Dragging over the weekend
My wife is in charge of family time on the weekends. This is good because I, if not challenged, would just as soon flop on the Lay-Z-Boy and read magazines endlessly.
My wife instigated a trip to a local park’s sledding hill on Saturday. She sat at the bottom of the hill with a lump of outergarments rumored to contain a toddler, while I walked up and down a hill releasing a couple of screaming Kindergarteners at the top and recovering them at the bottom. Daddy got some exercise and the older girls had fun, but t was hard to gauge the toddler’s enthusiasm from her blank, and mostly hidden, facial expression. I think she was too busy absorbing it all to muster an opinion.
Sunday, word came down that we taking the girls ice skating. As a snow storm was coming that evening, I was less than enthused. But Chris was the motivator. As always, it took an eternity to bundle up the girls in their snowsuits. Neither parent happened to notice, until we got half way to the rink, that we had loaded Claire in the car in her stocking feet.
No matter. We were going to put ice skates on her anyway. At the rink, the attendant indicated that they did not have any skates her size. Hmm. Could it be because babies under two can’t skate? Naw. But we took the smallest shoes they had for her.
Now I skate about as well as I golf: horribly. Claire, of course, could not even stand up on her skates. This meant I had to bend over, hook my arms under her armpits, adjust my center of gravity, and drag her around the rink. Slowly, while my back killed me.
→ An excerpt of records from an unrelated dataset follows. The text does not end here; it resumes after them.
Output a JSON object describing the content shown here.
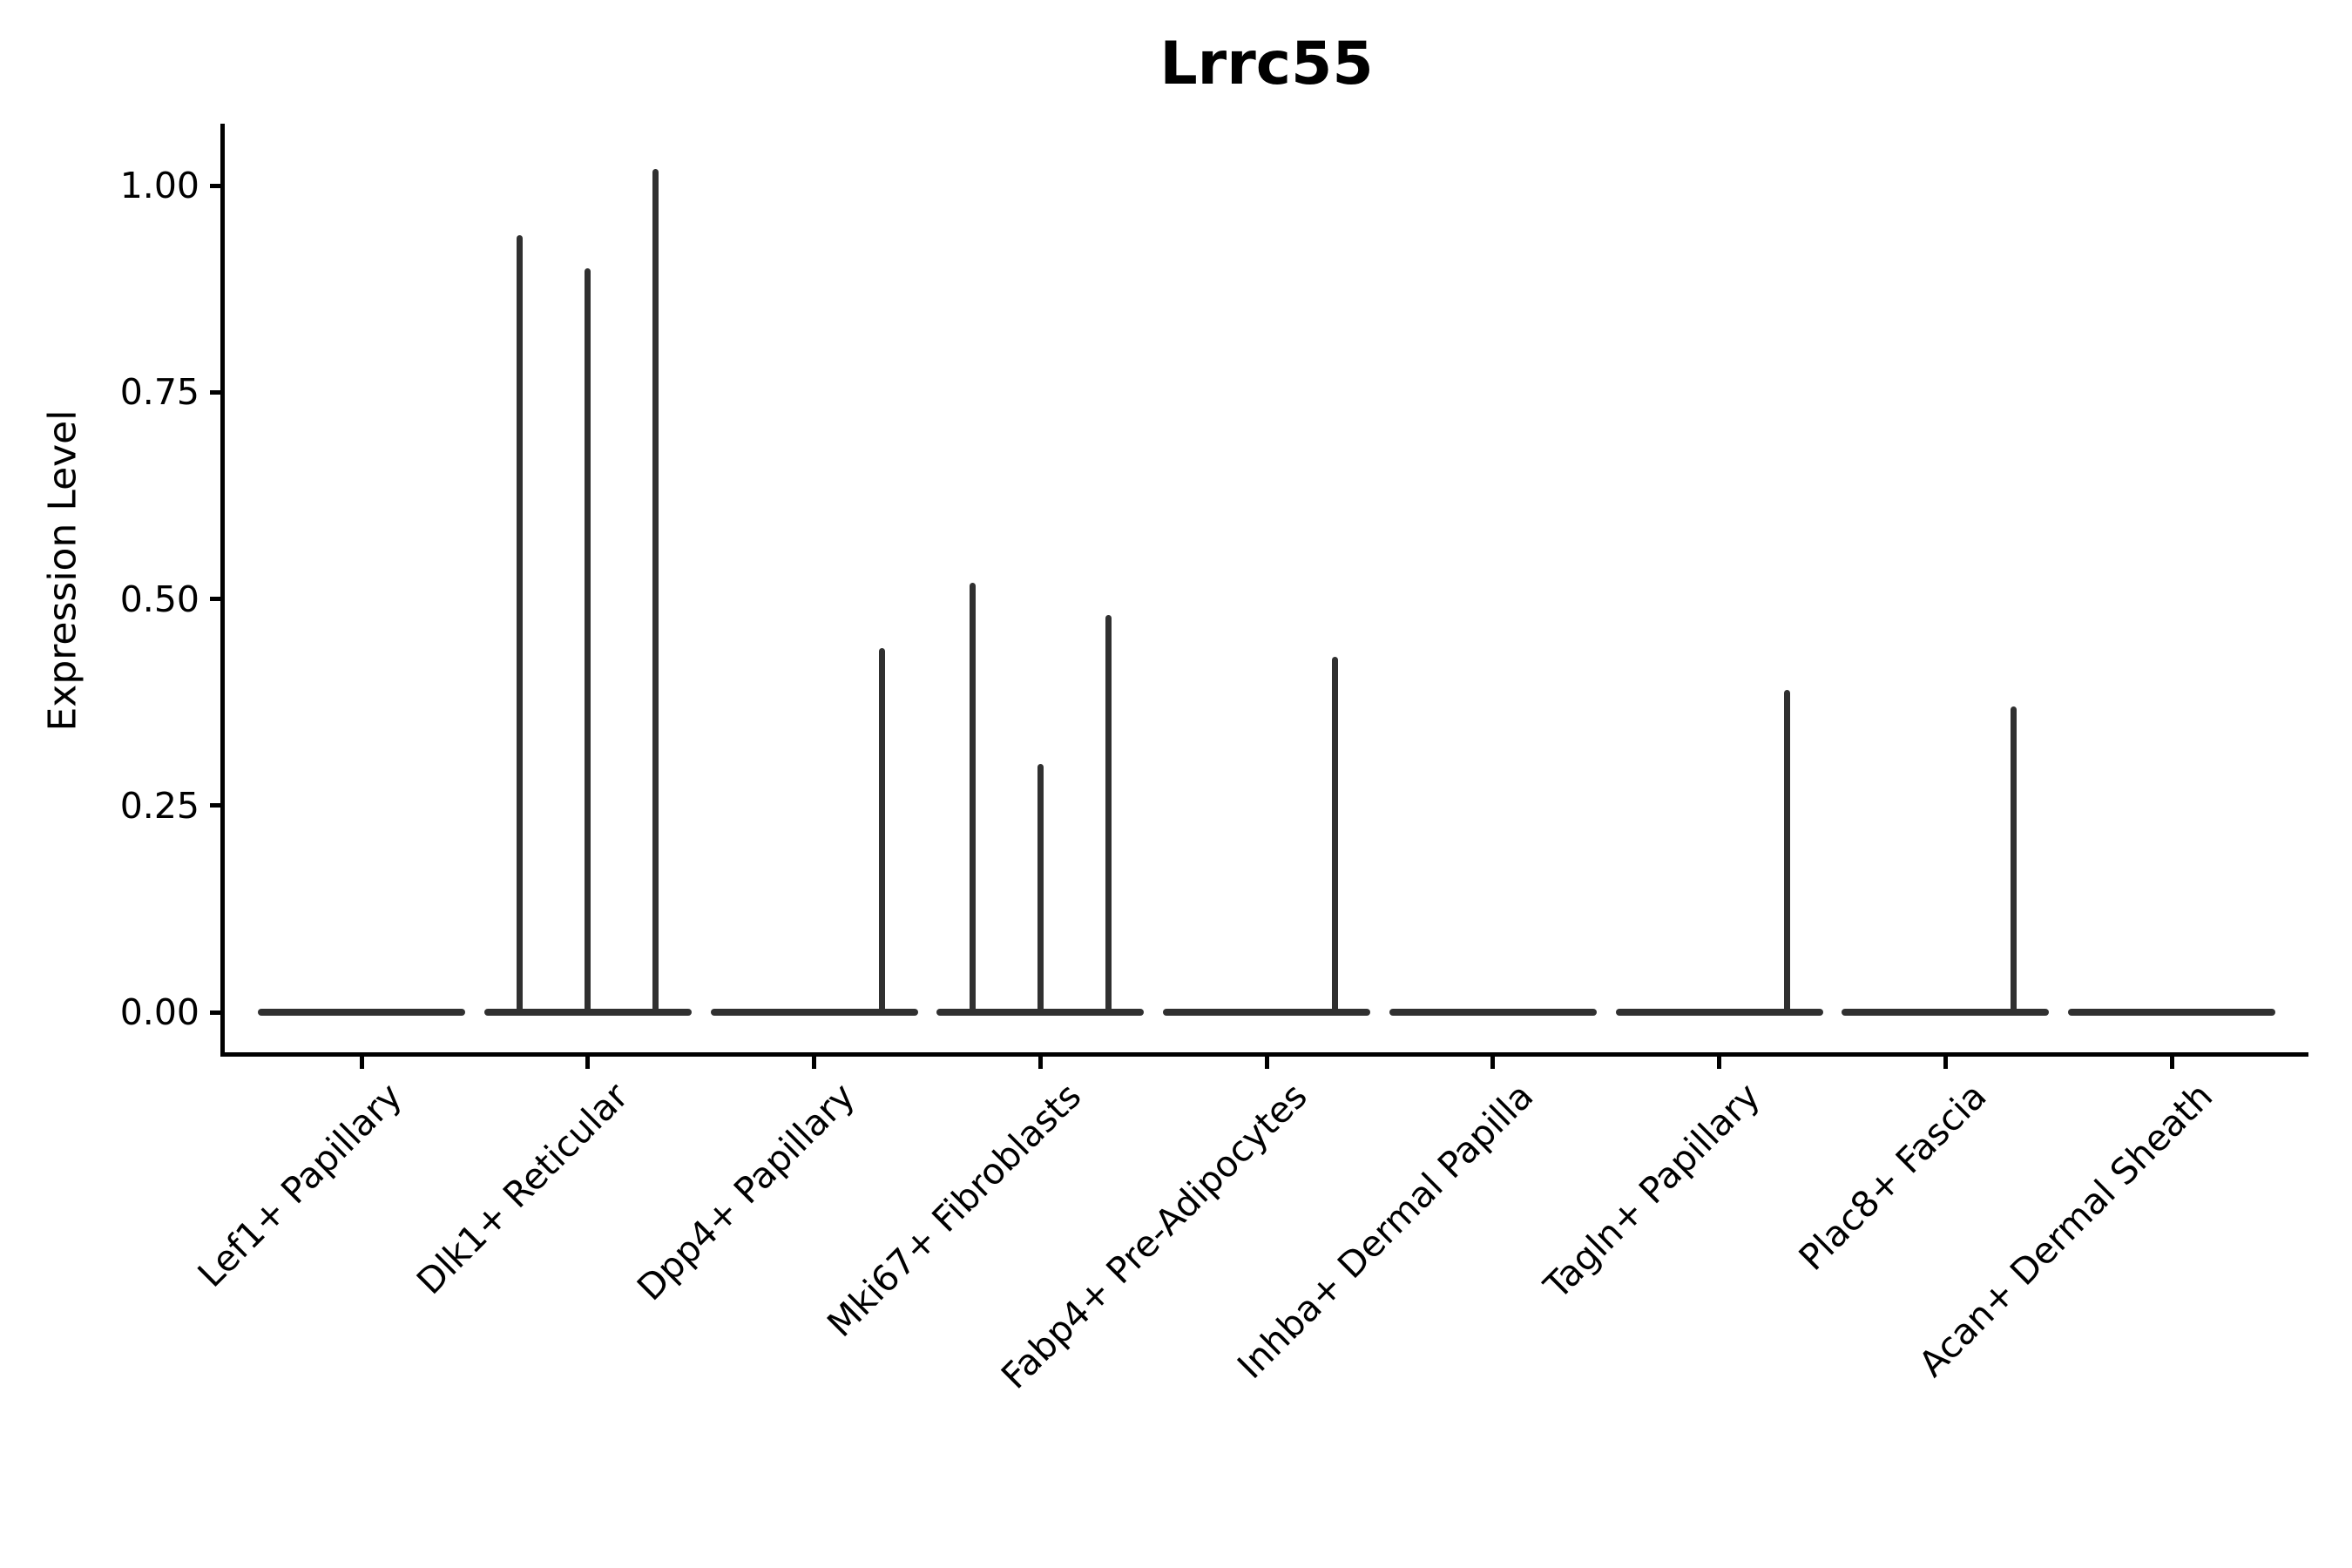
{
  "title": "Lrrc55",
  "ylabel": "Expression Level",
  "colors": {
    "violin_line": "#303030",
    "axis": "#000000",
    "text": "#000000",
    "background": "#ffffff"
  },
  "chart_data": {
    "type": "violin",
    "title": "Lrrc55",
    "xlabel": "",
    "ylabel": "Expression Level",
    "ylim": [
      -0.05,
      1.07
    ],
    "grid": false,
    "legend": null,
    "ytick_labels": [
      "0.00",
      "0.25",
      "0.50",
      "0.75",
      "1.00"
    ],
    "ytick_values": [
      0.0,
      0.25,
      0.5,
      0.75,
      1.0
    ],
    "categories": [
      "Lef1+ Papillary",
      "Dlk1+ Reticular",
      "Dpp4+ Papillary",
      "Mki67+ Fibroblasts",
      "Fabp4+ Pre-Adipocytes",
      "Inhba+ Dermal Papilla",
      "Tagln+ Papillary",
      "Plac8+ Fascia",
      "Acan+ Dermal Sheath"
    ],
    "violins": [
      {
        "category": "Lef1+ Papillary",
        "baseline_value": 0,
        "spikes": []
      },
      {
        "category": "Dlk1+ Reticular",
        "baseline_value": 0,
        "spikes": [
          {
            "slot": -1,
            "value": 0.94
          },
          {
            "slot": 0,
            "value": 0.9
          },
          {
            "slot": 1,
            "value": 1.02
          }
        ]
      },
      {
        "category": "Dpp4+ Papillary",
        "baseline_value": 0,
        "spikes": [
          {
            "slot": 1,
            "value": 0.44
          }
        ]
      },
      {
        "category": "Mki67+ Fibroblasts",
        "baseline_value": 0,
        "spikes": [
          {
            "slot": -1,
            "value": 0.52
          },
          {
            "slot": 0,
            "value": 0.3
          },
          {
            "slot": 1,
            "value": 0.48
          }
        ]
      },
      {
        "category": "Fabp4+ Pre-Adipocytes",
        "baseline_value": 0,
        "spikes": [
          {
            "slot": 1,
            "value": 0.43
          }
        ]
      },
      {
        "category": "Inhba+ Dermal Papilla",
        "baseline_value": 0,
        "spikes": []
      },
      {
        "category": "Tagln+ Papillary",
        "baseline_value": 0,
        "spikes": [
          {
            "slot": 1,
            "value": 0.39
          }
        ]
      },
      {
        "category": "Plac8+ Fascia",
        "baseline_value": 0,
        "spikes": [
          {
            "slot": 1,
            "value": 0.37
          }
        ]
      },
      {
        "category": "Acan+ Dermal Sheath",
        "baseline_value": 0,
        "spikes": []
      }
    ]
  }
}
Again, I have no idea whether she enjoyed it or was annoyed by the experience. From my vantage point, I could not see her face and she can’t talk yet.
My wife realized, after one lap around the rink, that she no longer knows how to skate and sat out the rest of the afternoon. This meant I was the Kindergarteners had to hang onto me as they skated. It affects your balance, especially while dragging a third. And I have trouble skating alone.
Mercifully, it did end. With the snow storm underway and my daughter back in her stocking feet, I tucked Claire in my coat and carried her to the minivan. Three tuckered women followed.